Under the Hood

Math Performance Anxiety? Good Posture Could Help, Study Suggests

We know that good posture is beneficial for your bones and muscles — but could it also help boost your math grades?  

Researchers at San Francisco State University (SF State) seem to think so. 

The study titled "Do better in math: How your body posture may change stereotype threat response" was recently published in the journal NeuroRegulation.

Math anxiety, as the name suggests, describes feelings of stress and nervousness when a child or adult is faced with solving a math problem. This anxiety kicks in as a response to perceiving a threat related to their performance.

For instance, a stereotype threat like being told from a young age that boys fare better than girls at math, or experiencing pressure to succeed due to a discouraging teacher.  

"I always felt insecure about my math abilities even though I excelled at other subjects," said co-author Lauren Mason, a recent SF State graduate who helped design the experiment. "You build a relationship with [math] so early — as early as elementary school. You can carry that negative self-talk throughout your life, impacting your perception of yourself."
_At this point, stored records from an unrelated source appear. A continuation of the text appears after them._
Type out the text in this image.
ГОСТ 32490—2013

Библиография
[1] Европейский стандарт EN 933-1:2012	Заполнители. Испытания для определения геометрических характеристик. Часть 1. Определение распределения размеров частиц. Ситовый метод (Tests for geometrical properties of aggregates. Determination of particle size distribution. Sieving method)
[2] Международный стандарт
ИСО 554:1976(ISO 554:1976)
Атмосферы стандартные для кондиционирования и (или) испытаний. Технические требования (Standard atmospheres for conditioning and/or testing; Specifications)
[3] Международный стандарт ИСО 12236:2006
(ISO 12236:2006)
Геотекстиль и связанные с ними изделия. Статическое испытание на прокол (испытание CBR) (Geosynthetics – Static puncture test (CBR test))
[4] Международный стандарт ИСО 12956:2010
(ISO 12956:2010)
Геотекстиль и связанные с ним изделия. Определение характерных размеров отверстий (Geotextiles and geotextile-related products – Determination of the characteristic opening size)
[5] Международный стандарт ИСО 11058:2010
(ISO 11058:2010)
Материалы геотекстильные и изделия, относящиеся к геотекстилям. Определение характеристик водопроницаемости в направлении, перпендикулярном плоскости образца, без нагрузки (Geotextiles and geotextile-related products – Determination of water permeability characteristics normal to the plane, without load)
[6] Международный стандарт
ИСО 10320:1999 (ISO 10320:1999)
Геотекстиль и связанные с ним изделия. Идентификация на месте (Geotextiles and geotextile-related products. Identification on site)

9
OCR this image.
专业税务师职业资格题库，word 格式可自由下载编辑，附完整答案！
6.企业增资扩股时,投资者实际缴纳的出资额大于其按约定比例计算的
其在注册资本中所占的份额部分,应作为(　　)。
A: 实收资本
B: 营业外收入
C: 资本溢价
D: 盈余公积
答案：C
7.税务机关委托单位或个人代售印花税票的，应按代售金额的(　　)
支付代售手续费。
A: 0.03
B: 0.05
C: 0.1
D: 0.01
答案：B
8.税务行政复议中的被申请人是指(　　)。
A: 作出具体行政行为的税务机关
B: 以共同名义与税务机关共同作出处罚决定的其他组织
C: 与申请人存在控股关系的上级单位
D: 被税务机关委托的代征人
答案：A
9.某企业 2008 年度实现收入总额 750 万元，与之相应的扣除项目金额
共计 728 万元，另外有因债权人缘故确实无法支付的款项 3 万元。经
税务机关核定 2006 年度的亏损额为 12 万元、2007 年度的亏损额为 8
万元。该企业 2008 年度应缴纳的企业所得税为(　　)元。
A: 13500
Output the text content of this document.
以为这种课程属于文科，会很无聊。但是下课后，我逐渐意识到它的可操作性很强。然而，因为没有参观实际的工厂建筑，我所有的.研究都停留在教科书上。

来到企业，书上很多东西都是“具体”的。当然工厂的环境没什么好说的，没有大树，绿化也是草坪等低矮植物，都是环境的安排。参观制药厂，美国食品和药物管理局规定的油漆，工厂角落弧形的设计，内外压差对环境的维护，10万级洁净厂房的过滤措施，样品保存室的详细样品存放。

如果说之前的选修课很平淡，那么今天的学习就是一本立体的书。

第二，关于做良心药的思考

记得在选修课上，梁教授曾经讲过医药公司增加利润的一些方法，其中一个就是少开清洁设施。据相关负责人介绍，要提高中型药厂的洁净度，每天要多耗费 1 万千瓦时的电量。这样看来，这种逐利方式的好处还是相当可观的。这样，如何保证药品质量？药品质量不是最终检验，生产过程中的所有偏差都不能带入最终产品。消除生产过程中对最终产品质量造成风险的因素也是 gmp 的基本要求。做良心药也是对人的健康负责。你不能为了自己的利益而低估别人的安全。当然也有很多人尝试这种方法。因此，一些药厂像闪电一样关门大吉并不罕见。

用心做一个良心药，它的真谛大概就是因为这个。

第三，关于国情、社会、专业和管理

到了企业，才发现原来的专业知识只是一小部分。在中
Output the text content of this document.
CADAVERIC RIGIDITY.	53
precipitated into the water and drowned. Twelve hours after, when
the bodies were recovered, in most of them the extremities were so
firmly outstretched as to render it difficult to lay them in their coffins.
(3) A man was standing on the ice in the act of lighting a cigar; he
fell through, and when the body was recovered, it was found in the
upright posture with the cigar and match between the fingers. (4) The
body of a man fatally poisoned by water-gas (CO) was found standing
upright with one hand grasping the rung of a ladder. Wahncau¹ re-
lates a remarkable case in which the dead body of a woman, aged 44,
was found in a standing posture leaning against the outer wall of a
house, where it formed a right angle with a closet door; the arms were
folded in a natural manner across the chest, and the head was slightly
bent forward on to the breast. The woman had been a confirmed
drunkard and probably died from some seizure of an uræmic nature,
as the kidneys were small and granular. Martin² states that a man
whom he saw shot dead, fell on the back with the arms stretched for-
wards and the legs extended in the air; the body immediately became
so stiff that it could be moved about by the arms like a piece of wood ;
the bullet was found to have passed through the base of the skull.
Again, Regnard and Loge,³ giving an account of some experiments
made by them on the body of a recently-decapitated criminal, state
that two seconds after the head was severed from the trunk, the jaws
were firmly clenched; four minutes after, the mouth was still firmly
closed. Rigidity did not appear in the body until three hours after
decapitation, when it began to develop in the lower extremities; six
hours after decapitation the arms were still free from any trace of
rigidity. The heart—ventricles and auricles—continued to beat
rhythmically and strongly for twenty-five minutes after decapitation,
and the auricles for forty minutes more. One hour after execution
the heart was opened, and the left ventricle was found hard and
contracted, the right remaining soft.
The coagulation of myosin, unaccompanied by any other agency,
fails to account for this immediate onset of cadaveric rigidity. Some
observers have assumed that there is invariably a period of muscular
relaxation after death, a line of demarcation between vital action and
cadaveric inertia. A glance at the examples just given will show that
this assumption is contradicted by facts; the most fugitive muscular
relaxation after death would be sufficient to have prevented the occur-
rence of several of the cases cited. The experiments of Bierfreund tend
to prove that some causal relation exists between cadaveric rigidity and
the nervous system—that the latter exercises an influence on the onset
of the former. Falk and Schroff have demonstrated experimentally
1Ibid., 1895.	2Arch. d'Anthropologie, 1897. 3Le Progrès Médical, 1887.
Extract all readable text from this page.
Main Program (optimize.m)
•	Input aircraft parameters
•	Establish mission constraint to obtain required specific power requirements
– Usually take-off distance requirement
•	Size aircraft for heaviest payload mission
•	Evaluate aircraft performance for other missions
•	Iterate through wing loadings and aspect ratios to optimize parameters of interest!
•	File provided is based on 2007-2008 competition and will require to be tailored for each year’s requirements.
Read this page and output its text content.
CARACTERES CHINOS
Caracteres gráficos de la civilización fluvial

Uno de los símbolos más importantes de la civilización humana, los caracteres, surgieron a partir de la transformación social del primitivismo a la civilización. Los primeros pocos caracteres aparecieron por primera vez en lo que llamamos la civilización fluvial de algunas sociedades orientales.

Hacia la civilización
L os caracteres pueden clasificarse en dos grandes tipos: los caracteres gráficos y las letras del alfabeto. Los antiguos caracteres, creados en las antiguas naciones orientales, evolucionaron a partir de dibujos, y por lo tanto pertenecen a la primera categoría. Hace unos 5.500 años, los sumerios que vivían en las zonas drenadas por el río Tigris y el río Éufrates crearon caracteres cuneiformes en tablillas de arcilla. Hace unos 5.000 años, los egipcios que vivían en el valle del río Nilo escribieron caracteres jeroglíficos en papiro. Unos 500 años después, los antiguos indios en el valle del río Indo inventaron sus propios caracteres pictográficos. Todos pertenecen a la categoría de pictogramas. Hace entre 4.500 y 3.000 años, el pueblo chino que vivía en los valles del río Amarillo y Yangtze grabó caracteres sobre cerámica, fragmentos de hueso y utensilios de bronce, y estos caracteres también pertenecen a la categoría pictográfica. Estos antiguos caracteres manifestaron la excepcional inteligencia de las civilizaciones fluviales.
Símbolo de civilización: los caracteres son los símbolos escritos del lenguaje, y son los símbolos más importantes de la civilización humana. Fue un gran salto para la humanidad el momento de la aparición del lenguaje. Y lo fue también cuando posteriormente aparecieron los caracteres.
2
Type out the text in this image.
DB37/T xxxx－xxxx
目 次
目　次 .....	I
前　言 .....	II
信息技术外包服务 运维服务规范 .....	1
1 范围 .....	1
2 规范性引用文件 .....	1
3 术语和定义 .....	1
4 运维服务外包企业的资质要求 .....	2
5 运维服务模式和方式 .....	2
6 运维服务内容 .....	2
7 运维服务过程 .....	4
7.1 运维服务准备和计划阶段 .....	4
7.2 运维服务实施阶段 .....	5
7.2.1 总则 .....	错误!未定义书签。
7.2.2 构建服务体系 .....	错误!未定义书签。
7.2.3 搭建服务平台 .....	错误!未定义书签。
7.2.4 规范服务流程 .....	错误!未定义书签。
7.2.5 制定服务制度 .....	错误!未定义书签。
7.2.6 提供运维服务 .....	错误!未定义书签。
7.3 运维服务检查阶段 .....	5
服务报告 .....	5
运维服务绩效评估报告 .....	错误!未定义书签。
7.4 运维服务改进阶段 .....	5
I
The research team recruited 125 college students and assessed their performance on a simple math test. They were tasked with subtracting 7 from 843 sequentially for 15 seconds.

Prior to the study, the participants filled out an anonymous questionnaire to measure their anxiety. During the test, they were either slumped over or seated in correct posture i.e. straight with shoulders back and relaxed.

A majority of the students — around 56 percent — reported finding it easier to do the math when they seated themselves in the upright position. 

"For people who are anxious about math, posture makes a giant difference," said Dr. Erik Peper, professor of health education at SF State. "The slumped-over position shuts them down and their brains do not work as well. They cannot think as clearly."

Previous studies have also found sitting up straight not only makes a person look more confident but also feel more confident. The researchers suggested the slumped down posture is associated with being defensive, and may unknowingly trigger negative memories. 

The power of good posture can extend out of the classroom, they added. An athlete at a big game, a musician at their own concert, a public speaker taking the stage — every person may be able to improve their performance in such situations by practicing better posture. 

Another study from researchers at Stanford University, published last month, also explored how math performance among students could be improved.

The role of teachers was highlighted in the findings, suggesting that many of them may be "math-traumatized" themselves and this could end up influencing the attitudes of students.